Nous battions des mains de plaisir à ces ressemblances, et nous nous demandions comment on pouvait faire un livre divin avec le tableau fidèle d'une lessive à la campagne? «Il est divin parce qu'il est fidèle, disait notre père. Les livres ne sont que des miroirs de paroles au lieu d'être des miroirs de verre: si le miroir est limpide, il réfléchit avec un charme égal une chaumière ou un palais, une montagne ou un brin d'herbe, le cœur d'une reine ou le cœur d'une laveuse; car le charme est dans la vérité.—Et la vie aussi, dit notre oncle. Voyez comme tout est vivant dans ce tableau d'Homère, parce qu'il n'y a omis aucun des détails qui vivifient le tableau.—D'ailleurs il est bien choisi, ajouta notre mère, car je connais peu de scènes, à la campagne, plus animées, plus gaies et plus pittoresques que la conduite du linge de la famille par le char à mules ou à bœufs au lavoir, que les jeunes filles aux bras et aux jambes nues foulant le linge dans l'écume bleue du ruisseau azuré par le savon, et que les draps blancs étalés sur les arbustes du pré comme des tentes où le vent s'engouffre, en y faisant pleuvoir les fleurs d'églantier ou d'aubépine.»
XXI
La lecture de tous les chants se continua ainsi pendant quinze jours d'une saison sans nuages.
La description du palais d'Alcinoüs nous éblouit. «Il y a donc bien longtemps, demandions-nous à notre père, que les hommes ont des palais ornés de colonnes de marbre, de statues de bronze, de vases d'or ciselés? Les arts sont donc aussi vieux que le monde! Et les jardins! ajoutions-nous. Celui d'Alcinoüs ressemble exactement à celui où nous en lisons aujourd'hui la description.»

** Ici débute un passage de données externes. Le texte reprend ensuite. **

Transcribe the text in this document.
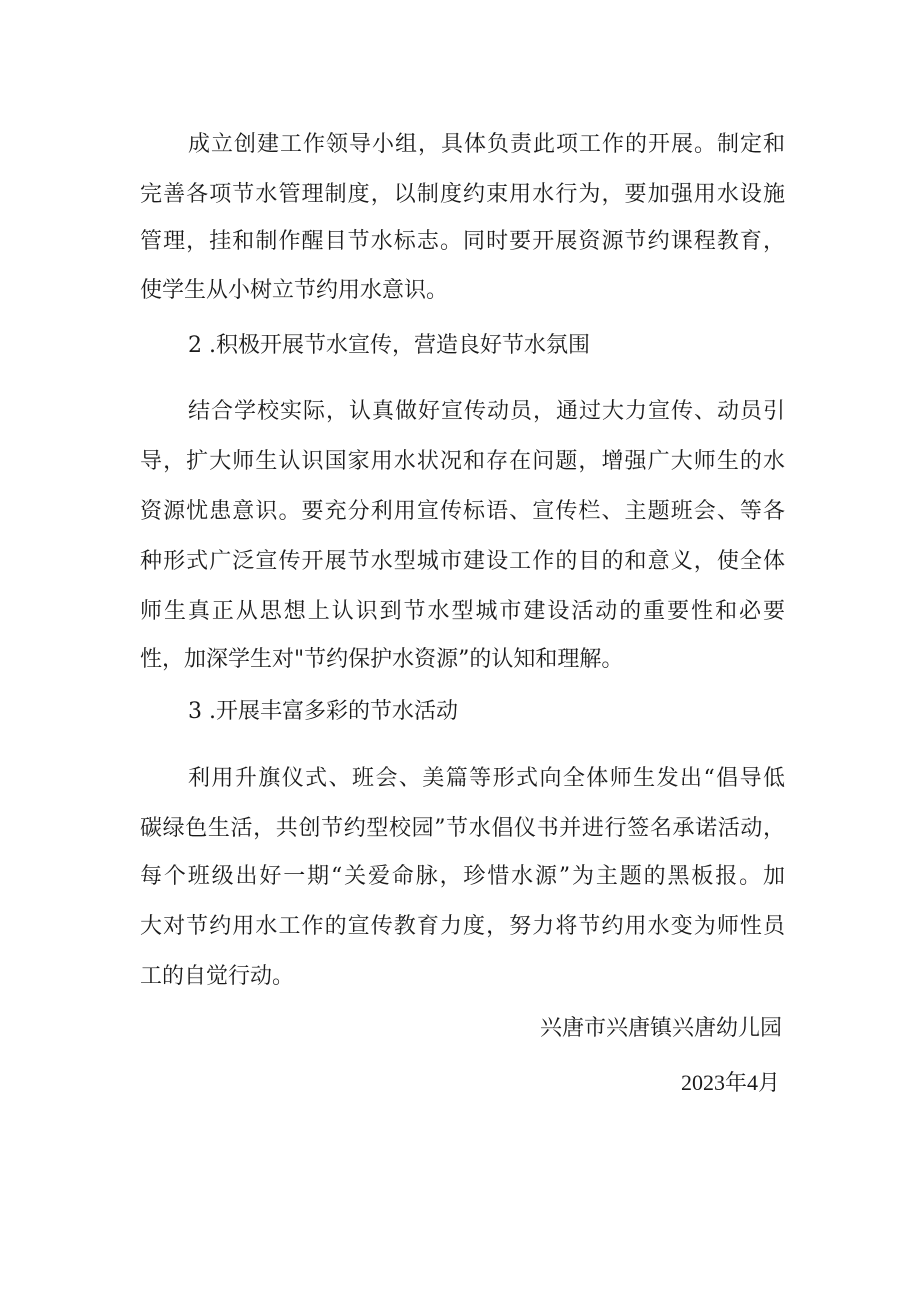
成立创建工作领导小组，具体负责此项工作的开展。制定和
完善各项节水管理制度，以制度约束用水行为，要加强用水设施
管理，挂和制作醒目节水标志。同时要开展资源节约课程教育，
使学生从小树立节约用水意识。
2 .积极开展节水宣传，营造良好节水氛围
结合学校实际，认真做好宣传动员，通过大力宣传、动员引
导，扩大师生认识国家用水状况和存在问题，增强广大师生的水
资源忧患意识。要充分利用宣传标语、宣传栏、主题班会、等各
种形式广泛宣传开展节水型城市建设工作的目的和意义，使全体
师生真正从思想上认识到节水型城市建设活动的重要性和必要
性，加深学生对"节约保护水资源”的认知和理解。
3 .开展丰富多彩的节水活动
利用升旗仪式、班会、美篇等形式向全体师生发出“倡导低
碳绿色生活，共创节约型校园”节水倡仪书并进行签名承诺活动，
每个班级出好一期“关爱命脉，珍惜水源”为主题的黑板报。加
大对节约用水工作的宣传教育力度，努力将节约用水变为师性员
工的自觉行动。
兴唐市兴唐镇兴唐幼儿园
2023年4月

«Au delà de la cour, disait le livre, est un jardin de quatre arpents; de toutes parts il est fermé par une enceinte; là croissent les arbres élevés et verdoyants, les poiriers, les grenadiers, les pommiers aux fruits éclatants, les figuiers sacrés, les oliviers qui ne perdent jamais leurs feuilles. Les fruits de ces arbres ne cessent pas de se succéder pendant toute l'année; ils ne manquent à l'homme ni l'été, ni l'hiver; sans cesse le vent tiède, en soufflant, fait éclore les uns et mûrir les autres. La poire vieillit auprès de la poire, la pomme auprès de la pomme, la grappe auprès de la grappe, et la figue auprès de la figue.»—«Tenez, ajoutait mon oncle en nous montrant du doigt sa vigne nouvellement plantée: là fut aussi plantée une vigne.»